Z-Groups

A Z-group is a group whose Sylow subgroups are all cyclic.

Main definitions

• IsZGroup G: a predicate stating that all Sylow subgroups of G are cyclic.

Main results

• IsZGroup.isCyclic_abelianization: a finite Z-group has cyclic abelianization.

TODO: Show that if G is a Z-group with commutator subgroup G', then G = G' ⋊ G/G' where G' and G/G' are cyclic of coprime orders.
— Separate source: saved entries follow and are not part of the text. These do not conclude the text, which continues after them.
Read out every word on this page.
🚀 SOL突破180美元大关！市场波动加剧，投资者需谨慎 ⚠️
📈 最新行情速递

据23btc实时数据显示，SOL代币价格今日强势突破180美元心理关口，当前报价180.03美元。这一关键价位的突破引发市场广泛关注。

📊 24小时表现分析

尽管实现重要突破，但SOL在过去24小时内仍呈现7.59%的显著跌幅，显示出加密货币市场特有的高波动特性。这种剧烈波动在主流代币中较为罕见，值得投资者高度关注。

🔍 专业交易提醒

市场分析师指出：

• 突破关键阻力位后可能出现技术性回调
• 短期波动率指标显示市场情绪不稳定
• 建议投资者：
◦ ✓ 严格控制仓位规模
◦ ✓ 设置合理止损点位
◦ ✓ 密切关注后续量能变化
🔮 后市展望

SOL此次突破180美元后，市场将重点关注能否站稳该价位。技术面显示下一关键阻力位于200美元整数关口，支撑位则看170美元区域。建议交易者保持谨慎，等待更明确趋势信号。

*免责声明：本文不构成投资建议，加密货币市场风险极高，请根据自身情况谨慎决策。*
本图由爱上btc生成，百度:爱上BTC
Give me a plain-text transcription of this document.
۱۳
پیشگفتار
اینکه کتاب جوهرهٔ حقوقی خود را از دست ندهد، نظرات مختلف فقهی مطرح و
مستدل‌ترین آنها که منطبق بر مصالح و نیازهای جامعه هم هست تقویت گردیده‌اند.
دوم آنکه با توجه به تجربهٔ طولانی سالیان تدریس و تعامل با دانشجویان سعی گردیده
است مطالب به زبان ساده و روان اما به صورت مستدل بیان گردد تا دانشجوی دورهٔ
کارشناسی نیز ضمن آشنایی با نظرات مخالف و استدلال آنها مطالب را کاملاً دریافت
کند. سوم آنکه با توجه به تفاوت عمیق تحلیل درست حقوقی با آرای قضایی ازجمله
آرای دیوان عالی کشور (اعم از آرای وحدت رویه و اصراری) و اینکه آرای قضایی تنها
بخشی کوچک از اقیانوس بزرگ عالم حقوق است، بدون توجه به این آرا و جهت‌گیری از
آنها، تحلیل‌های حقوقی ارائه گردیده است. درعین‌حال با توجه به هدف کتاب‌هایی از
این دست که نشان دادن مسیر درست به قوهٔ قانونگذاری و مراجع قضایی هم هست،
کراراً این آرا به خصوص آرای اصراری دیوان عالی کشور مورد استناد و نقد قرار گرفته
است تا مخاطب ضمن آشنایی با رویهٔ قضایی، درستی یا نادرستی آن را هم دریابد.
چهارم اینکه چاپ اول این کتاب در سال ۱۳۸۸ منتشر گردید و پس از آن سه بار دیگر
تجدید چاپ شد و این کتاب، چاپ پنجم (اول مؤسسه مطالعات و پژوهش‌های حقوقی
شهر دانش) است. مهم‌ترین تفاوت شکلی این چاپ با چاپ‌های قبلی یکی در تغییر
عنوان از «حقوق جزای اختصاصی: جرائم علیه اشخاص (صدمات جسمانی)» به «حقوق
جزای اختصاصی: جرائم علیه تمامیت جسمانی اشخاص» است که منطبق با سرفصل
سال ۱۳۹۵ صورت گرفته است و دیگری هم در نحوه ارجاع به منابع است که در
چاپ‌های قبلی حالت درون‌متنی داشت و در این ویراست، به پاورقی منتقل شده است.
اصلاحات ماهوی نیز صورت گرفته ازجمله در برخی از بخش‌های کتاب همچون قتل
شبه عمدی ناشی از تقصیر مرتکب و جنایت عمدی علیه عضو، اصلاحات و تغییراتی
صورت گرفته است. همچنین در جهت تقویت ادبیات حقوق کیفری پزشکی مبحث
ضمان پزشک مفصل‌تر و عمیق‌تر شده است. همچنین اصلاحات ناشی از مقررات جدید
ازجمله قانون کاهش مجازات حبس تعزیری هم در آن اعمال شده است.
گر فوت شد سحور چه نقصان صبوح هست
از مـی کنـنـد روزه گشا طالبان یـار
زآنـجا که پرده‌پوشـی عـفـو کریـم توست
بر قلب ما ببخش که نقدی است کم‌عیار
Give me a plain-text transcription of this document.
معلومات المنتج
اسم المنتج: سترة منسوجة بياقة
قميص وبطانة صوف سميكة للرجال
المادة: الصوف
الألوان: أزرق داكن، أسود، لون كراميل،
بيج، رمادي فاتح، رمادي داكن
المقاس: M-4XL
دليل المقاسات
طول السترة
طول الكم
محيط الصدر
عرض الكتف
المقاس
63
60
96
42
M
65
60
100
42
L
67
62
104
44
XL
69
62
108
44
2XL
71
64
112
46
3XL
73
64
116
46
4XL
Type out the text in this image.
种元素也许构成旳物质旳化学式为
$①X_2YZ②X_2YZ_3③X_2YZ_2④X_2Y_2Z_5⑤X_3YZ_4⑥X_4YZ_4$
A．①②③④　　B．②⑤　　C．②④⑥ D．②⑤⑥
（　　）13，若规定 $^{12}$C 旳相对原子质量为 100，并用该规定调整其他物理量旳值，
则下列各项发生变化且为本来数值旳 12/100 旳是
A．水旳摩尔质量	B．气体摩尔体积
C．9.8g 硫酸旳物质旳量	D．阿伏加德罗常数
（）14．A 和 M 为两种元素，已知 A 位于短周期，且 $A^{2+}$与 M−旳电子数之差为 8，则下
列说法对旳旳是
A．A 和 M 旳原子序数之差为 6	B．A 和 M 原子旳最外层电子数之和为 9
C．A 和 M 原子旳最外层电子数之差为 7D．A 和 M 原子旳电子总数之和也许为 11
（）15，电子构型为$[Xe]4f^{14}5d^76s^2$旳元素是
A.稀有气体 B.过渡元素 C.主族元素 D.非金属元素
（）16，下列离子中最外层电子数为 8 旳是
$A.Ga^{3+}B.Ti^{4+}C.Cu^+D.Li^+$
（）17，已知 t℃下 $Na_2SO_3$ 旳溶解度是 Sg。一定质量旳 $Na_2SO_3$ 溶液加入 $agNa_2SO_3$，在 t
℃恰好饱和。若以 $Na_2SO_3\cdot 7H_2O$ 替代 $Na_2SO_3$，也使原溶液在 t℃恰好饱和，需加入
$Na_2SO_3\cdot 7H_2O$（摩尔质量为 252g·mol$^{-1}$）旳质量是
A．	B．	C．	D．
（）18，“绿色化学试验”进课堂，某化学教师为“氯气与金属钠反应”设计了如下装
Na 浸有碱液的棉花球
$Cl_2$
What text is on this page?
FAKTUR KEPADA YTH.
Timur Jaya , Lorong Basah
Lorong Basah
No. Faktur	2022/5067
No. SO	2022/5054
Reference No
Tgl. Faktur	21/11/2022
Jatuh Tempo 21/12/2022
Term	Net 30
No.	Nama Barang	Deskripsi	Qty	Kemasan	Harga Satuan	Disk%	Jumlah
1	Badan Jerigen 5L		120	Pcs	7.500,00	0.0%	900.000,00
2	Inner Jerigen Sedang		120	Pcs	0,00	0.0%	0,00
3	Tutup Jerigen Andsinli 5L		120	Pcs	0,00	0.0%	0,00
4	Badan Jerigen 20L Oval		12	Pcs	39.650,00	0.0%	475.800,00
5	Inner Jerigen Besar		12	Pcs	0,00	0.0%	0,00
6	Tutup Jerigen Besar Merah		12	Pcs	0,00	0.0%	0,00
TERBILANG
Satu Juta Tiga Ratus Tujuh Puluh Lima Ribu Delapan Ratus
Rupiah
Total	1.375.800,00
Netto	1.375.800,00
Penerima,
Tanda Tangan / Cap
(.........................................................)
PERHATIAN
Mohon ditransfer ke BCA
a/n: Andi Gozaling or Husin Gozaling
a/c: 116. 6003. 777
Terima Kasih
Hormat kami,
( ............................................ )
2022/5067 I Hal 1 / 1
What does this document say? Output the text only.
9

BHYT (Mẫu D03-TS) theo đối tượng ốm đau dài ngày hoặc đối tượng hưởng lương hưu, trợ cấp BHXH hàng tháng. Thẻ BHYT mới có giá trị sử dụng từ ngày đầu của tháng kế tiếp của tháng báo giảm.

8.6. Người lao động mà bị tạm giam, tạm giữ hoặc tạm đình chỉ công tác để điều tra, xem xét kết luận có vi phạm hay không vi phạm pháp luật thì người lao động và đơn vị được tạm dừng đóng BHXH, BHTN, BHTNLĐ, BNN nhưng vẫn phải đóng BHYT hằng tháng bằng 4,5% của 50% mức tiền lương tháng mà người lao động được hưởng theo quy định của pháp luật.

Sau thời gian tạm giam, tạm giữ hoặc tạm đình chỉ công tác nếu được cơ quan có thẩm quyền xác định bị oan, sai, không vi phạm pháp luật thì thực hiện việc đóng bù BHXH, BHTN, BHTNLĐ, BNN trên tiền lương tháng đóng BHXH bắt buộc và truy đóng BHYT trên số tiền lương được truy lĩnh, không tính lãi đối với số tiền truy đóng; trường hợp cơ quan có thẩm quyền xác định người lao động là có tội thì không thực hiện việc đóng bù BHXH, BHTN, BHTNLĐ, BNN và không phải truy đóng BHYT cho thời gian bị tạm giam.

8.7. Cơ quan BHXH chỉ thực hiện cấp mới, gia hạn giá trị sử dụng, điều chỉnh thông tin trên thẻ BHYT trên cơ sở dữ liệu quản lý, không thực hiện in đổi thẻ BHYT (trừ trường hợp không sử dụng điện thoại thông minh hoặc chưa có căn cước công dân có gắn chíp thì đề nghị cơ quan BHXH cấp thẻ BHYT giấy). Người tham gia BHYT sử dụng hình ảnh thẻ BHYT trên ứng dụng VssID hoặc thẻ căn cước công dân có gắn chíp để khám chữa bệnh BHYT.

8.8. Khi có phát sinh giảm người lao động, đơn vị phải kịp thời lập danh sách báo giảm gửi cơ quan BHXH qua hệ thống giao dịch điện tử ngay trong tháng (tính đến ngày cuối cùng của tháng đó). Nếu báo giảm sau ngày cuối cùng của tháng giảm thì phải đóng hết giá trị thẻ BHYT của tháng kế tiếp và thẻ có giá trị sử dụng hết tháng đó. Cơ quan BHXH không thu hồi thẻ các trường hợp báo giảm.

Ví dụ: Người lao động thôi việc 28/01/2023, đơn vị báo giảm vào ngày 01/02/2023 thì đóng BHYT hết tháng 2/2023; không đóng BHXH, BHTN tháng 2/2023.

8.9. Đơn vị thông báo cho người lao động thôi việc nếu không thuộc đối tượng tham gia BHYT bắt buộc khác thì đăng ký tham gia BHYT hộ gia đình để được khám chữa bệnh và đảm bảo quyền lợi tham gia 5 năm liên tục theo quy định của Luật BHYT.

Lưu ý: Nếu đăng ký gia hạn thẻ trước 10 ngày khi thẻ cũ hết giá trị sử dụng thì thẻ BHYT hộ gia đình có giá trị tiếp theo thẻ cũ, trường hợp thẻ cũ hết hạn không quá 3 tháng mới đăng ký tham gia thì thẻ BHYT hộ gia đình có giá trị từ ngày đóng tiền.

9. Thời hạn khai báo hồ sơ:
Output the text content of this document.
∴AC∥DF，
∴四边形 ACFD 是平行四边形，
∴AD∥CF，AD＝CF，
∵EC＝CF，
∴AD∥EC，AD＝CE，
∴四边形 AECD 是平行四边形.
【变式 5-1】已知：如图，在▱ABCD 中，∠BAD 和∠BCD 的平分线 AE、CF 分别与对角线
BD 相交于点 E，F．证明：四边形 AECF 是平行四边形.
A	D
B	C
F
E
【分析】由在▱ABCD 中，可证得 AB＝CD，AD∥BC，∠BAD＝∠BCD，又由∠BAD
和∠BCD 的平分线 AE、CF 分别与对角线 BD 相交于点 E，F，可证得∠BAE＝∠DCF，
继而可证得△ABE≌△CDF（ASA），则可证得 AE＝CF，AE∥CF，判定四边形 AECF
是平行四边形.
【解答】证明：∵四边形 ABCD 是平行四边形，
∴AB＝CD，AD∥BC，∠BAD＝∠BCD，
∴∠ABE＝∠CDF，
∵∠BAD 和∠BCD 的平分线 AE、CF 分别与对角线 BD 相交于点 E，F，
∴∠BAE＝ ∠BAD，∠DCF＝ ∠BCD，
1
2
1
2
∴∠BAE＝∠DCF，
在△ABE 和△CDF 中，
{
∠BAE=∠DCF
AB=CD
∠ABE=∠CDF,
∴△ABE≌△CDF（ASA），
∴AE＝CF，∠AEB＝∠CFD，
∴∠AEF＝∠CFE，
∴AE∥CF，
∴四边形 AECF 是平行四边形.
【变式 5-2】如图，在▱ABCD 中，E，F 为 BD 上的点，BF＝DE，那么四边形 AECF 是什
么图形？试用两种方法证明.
class IsZGroup (G : Type u_1) [Group G] : Prop

A Z-group is a group whose Sylow subgroups are all cyclic.

• isZGroup (p : ℕ) : Nat.Prime p → ∀ (P : Sylow p G), IsCyclic ↥↑P

theorem isZGroup_iff (G : Type u_1) [Group G] : IsZGroup G ↔ ∀ (p : ℕ), Nat.Prime p → ∀ (P : Sylow p G), IsCyclic ↥↑P

instance IsZGroup.instIsCyclicSubtypeMemSubgroupOfFactPrime {G : Type u_1} [Group G] [IsZGroup G] {p : ℕ} [Fact (Nat.Prime p)] (P : Sylow p G) : IsCyclic ↥↑P

theorem IsZGroup.of_squarefree {G : Type u_1} [Group G] (hG : Squarefree (Nat.card G)) : IsZGroup G

theorem IsZGroup.of_injective {G : Type u_1} {G' : Type u_2} [Group G] [Group G'] {f : G →* G'} [hG' : IsZGroup G'] (hf : Function.Injective ⇑f) : IsZGroup G

instance IsZGroup.instSubtypeMemSubgroup {G : Type u_1} [Group G] [IsZGroup G] (H : Subgroup G) : IsZGroup ↥H

theorem IsZGroup.of_surjective {G : Type u_1} {G' : Type u_2} [Group G] [Group G'] {f : G →* G'} [Finite G] [hG : IsZGroup G] (hf : Function.Surjective ⇑f) : IsZGroup G'

instance IsZGroup.instQuotientSubgroupOfFinite {G : Type u_1} [Group G] [Finite G] [IsZGroup G] (H : Subgroup G) [H.Normal] : IsZGroup (G ⧸ H)

theorem IsZGroup.exponent_eq_card (G : Type u_1) [Group G] [Finite G] [IsZGroup G] : Monoid.exponent G = Nat.card G

instance IsZGroup.instIsCyclicOfFiniteOfIsNilpotent {G : Type u_1} [Group G] [Finite G] [IsZGroup G] [hG : Group.IsNilpotent G] : IsCyclic G

instance IsZGroup.isCyclic_abelianization {G : Type u_1} [Group G] [Finite G] [IsZGroup G] : IsCyclic (Abelianization G)

A finite Z-group has cyclic abelianization.